Tribune. Une proposition de loi, actuellement débattue à l’Assemblée nationale, veut « simplifier » le parcours de soins tout en renforçant la « confiance ». Elle propose la « sage-femme référente » comme pivot pour articuler le suivi de la grossesse. De l’avant à l’après, une sage-femme serait ainsi, dans la continuité, au cœur du projet de bébé et du lien de confiance construit avec la femme et le couple. Ce parcours serait assorti de la possibilité de renouveler un arrêt de travail, sans avoir recours au médecin.
L’extension du champ des compétences des sages-femmes vers davantage d’autonomie et d’indépendance a suscité l’ire du corps médical, et une sainte alliance syndicale, toutes spécialités confondues. Les motifs, invoqués par ceux faisant profession de science, pour l’abolition d’un tel projet, n’ont cependant rien de scientifiques. Ils tiennent de la division du travail entre sages-femmes et médecins, profondément psychologique et morale, au-delà de toute division sociale (Le Regard sociologique, de Everett Hughes, Essais choisis, 1996).

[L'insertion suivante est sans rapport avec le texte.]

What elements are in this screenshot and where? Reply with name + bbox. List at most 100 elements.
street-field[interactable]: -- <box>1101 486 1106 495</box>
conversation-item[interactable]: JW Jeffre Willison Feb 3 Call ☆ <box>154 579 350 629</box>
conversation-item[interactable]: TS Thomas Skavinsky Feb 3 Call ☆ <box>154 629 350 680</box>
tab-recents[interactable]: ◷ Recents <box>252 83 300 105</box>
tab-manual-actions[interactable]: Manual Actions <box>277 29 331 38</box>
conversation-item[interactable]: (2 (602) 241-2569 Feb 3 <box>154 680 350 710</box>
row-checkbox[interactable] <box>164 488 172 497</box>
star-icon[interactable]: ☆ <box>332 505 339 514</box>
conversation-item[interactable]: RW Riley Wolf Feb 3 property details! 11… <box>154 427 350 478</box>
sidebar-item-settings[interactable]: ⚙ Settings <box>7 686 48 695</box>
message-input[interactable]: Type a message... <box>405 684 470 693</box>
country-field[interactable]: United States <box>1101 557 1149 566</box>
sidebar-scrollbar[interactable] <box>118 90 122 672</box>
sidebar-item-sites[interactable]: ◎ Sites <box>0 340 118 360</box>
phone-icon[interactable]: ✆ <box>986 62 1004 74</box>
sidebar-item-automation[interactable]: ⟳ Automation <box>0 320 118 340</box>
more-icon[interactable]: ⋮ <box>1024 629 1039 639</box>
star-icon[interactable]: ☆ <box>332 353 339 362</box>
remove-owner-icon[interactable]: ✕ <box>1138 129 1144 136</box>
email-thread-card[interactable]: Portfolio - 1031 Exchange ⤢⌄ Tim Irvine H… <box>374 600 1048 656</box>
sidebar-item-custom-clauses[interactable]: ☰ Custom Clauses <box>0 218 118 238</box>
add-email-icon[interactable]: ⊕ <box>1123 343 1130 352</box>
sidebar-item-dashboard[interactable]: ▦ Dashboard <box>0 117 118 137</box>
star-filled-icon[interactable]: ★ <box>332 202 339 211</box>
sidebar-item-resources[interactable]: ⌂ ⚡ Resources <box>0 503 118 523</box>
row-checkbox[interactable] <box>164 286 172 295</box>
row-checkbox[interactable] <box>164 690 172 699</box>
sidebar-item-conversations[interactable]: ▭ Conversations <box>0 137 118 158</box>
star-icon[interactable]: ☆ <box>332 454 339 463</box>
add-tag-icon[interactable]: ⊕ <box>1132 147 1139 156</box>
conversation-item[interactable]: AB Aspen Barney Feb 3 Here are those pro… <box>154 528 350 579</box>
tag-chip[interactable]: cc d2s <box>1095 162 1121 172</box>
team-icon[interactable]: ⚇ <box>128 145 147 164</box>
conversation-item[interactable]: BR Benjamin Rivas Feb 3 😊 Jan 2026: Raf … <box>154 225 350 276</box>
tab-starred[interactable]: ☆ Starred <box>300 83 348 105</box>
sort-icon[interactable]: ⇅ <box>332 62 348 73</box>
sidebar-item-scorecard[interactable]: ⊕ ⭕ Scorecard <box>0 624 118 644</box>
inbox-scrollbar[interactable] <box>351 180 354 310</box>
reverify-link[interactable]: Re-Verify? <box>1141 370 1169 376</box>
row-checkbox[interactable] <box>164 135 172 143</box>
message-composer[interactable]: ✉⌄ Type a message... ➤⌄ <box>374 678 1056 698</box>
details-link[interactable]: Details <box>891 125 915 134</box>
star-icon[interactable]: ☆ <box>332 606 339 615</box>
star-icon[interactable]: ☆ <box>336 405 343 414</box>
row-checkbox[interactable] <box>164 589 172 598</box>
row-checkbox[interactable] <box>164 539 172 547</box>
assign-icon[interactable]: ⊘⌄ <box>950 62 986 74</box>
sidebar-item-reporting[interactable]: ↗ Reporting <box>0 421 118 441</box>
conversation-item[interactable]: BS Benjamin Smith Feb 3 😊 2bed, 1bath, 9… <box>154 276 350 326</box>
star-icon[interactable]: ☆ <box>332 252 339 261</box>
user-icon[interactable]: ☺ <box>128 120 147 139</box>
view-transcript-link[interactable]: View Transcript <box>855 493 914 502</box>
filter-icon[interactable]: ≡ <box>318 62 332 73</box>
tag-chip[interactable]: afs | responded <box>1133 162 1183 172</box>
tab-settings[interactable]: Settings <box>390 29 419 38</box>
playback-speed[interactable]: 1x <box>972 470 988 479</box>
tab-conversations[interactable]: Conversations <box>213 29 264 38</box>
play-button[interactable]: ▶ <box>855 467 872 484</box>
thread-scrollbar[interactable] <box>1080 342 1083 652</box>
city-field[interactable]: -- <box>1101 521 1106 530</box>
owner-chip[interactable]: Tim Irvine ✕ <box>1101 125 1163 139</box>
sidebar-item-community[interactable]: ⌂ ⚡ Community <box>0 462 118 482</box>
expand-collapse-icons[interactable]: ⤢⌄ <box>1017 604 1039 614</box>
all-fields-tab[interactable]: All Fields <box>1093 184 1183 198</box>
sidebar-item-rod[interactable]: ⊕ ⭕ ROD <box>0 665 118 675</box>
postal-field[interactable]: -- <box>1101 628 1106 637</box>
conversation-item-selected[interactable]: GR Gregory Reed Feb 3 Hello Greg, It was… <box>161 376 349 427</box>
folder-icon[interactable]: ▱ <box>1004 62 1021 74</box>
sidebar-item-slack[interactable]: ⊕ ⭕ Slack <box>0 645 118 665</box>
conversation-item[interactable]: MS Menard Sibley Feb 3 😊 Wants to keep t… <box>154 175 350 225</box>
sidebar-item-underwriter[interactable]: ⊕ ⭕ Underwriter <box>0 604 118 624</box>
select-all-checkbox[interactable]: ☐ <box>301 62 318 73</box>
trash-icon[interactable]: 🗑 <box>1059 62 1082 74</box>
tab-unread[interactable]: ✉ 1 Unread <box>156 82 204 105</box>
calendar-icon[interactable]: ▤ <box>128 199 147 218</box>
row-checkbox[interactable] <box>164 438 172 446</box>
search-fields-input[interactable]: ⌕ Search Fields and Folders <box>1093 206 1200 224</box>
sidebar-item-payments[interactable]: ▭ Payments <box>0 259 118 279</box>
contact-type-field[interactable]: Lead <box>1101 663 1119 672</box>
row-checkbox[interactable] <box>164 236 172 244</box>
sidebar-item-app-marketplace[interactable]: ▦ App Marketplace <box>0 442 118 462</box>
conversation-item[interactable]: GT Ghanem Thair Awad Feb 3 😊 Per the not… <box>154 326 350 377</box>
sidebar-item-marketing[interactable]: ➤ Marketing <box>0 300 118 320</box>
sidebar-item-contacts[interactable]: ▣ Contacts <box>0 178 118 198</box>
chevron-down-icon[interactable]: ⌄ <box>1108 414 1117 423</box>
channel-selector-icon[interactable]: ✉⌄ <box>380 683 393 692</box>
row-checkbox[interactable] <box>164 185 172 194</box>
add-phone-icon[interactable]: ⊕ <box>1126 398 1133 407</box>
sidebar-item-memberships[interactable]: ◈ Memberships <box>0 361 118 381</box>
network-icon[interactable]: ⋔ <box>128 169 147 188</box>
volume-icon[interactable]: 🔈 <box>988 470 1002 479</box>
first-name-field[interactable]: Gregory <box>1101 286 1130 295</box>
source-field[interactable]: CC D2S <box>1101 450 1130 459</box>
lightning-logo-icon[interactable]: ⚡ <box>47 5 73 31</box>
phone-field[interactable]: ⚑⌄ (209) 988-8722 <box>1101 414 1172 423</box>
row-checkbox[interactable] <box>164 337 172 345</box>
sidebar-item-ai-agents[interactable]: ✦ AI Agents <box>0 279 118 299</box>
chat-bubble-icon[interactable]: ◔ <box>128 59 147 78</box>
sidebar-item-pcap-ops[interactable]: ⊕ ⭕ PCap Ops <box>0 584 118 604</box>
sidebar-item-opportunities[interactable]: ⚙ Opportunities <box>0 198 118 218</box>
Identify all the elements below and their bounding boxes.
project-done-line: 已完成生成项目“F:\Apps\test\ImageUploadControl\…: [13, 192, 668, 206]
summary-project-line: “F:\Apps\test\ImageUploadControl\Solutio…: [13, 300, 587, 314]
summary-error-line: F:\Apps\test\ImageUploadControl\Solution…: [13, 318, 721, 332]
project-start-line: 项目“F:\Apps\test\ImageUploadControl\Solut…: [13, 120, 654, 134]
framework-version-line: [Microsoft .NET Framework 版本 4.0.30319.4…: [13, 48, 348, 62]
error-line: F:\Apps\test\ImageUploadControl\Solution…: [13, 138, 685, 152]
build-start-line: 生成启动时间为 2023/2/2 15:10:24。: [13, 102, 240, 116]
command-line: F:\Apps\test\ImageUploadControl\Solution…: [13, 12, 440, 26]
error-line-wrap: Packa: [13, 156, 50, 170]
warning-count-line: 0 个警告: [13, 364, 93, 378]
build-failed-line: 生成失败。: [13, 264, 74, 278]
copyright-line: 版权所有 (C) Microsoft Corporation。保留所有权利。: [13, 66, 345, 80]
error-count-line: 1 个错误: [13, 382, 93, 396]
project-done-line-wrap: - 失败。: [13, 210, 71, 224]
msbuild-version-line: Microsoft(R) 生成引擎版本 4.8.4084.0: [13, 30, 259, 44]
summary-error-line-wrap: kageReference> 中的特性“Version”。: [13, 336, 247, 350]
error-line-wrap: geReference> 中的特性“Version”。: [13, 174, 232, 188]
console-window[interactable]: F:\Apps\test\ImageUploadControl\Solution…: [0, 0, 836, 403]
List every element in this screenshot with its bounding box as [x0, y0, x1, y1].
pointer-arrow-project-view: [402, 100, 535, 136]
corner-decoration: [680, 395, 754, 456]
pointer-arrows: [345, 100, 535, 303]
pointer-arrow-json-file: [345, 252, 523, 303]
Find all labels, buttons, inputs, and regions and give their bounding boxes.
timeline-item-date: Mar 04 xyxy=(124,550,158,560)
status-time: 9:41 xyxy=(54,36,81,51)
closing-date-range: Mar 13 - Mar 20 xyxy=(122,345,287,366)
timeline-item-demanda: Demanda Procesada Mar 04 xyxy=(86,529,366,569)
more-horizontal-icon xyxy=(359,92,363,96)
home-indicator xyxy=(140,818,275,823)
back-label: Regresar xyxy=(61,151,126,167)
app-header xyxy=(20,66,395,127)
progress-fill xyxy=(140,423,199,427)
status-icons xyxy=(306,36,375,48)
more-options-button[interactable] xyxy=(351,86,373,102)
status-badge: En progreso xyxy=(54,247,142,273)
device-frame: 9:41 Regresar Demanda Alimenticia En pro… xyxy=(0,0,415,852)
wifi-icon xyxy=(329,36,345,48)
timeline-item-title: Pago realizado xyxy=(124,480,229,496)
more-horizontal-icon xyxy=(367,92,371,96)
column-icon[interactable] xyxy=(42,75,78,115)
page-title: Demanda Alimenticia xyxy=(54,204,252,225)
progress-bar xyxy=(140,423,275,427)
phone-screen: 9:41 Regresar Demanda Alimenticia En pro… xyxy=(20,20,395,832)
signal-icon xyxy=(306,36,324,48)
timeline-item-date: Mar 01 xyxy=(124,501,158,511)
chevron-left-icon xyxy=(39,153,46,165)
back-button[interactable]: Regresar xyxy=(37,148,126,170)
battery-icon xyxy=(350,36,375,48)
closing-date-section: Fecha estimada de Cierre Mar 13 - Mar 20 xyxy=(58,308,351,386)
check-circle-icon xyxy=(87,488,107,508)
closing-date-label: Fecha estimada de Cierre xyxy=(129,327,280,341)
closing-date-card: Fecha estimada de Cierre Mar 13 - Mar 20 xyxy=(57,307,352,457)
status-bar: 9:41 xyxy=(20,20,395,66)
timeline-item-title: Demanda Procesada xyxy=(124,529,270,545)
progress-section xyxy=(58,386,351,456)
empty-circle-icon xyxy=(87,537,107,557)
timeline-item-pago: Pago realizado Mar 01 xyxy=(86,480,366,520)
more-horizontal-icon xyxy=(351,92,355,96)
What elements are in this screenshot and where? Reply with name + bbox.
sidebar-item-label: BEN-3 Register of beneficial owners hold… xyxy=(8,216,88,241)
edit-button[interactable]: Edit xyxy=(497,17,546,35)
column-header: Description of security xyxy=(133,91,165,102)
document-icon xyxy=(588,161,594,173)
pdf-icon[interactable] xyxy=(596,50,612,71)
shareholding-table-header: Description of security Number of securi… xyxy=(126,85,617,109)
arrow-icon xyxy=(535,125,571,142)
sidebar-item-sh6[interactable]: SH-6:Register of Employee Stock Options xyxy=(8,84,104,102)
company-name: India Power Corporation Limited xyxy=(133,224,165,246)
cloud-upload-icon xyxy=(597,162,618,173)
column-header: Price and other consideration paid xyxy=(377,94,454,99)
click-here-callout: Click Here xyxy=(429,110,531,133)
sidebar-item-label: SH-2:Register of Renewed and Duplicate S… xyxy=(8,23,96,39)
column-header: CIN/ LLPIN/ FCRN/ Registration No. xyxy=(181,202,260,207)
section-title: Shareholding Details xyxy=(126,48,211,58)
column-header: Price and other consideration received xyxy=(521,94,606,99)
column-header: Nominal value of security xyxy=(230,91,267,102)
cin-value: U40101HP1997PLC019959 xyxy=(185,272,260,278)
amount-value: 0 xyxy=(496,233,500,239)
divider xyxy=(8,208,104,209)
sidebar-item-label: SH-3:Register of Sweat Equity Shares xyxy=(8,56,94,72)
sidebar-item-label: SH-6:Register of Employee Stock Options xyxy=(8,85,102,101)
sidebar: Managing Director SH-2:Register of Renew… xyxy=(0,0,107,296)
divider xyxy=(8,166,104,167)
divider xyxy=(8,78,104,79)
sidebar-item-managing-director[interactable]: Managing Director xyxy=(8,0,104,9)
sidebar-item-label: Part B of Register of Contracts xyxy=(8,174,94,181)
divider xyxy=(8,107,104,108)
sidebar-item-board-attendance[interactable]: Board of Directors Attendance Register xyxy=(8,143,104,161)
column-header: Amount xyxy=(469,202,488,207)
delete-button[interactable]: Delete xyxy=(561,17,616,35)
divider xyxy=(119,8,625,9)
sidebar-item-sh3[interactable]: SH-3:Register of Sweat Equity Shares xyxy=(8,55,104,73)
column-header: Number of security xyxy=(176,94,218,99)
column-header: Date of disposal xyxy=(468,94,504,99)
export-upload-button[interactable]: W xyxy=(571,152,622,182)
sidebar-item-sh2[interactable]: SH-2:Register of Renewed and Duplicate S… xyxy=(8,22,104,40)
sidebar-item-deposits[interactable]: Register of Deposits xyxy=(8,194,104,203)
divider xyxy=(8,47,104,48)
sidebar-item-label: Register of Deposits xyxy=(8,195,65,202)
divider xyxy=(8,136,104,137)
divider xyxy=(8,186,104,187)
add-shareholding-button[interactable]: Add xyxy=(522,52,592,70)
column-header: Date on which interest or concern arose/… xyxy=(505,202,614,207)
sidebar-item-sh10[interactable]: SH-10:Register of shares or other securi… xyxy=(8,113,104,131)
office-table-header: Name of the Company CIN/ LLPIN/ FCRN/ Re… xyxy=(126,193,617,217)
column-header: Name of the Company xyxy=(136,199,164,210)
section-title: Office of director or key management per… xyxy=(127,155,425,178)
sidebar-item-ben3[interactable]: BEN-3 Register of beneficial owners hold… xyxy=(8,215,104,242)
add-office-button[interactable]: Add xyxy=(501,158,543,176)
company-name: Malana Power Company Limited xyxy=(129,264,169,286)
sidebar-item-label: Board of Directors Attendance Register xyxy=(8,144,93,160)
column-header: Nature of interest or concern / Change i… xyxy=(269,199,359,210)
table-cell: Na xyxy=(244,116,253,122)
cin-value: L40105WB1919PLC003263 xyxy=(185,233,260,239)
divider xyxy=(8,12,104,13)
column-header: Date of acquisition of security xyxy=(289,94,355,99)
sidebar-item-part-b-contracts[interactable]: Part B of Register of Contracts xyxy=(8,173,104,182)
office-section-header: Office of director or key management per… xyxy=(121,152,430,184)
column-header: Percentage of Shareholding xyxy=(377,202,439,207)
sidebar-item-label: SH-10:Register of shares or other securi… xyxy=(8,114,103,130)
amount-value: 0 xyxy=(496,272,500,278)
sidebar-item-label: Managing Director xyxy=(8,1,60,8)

Le discours médical d’aujourd’hui n’a rien à envier à ceux d’un autre temp
Pour preuve, le discours médical d’aujourd’hui n’a rien à envier à ceux d’un autre temps, où l’on reprochait aux femmes, cherchant à exercer la médecine, leur nature orgueilleuse et ambitieuse. La fronde contre les sages-femmes, en 1874, voulait même « obtenir l’abolition de l’institution des sages-femmes » en raison de « l’infériorité physique et l’infériorité intellectuelle du sexe féminin », écrit l’historienne Scarlett Beauvalet-Boutouyrie dans Naître à l’hôpital au XIXe siècle (Belin, 1999). Infériorité signifiée, encore aujourd’hui, au dire des médecins, par leur niveau « bac + 11 » supérieur à « bac + 5 » de celles-ci, selon un communiqué du Syndicat des médecins libéraux publié le 10 décembre. Selon ce même Syndicat, elles voudraient aussi, orgueilleusement, grâce à la « référence », devenir l’égale « du médecin traitant », avec « des prérogatives relevant des seules compétences des médecins ». La vindicte corporatiste va jusqu’à sermonner les députés, tant ils seraient « totalement inconscients des risques qu’ils font peser sur la santé des femmes ».
Le comble, dans cette vindicte, c’est d’en appeler aux associations féministes, prétendument pour défendre la santé et les droits des femmes ! Mais où diable seraient donc ces féministes appelées à la rescousse de ce corporatisme, sachant que les sages-femmes sont à 97,4 % des femmes, et qu’elles n’ont eu de cesse de porter les besoins, les attentes, l’émancipation ou « l’empowerment » des femmes ? En particulier pour obtenir la compétence IVG [interruption volontaire de grossesse] et, ainsi, un meilleur accès à ce droit pour les femmes. Et ce, face à un pouvoir médical patriarcal, devenu « genré » chez les médecins, fortement féminisés.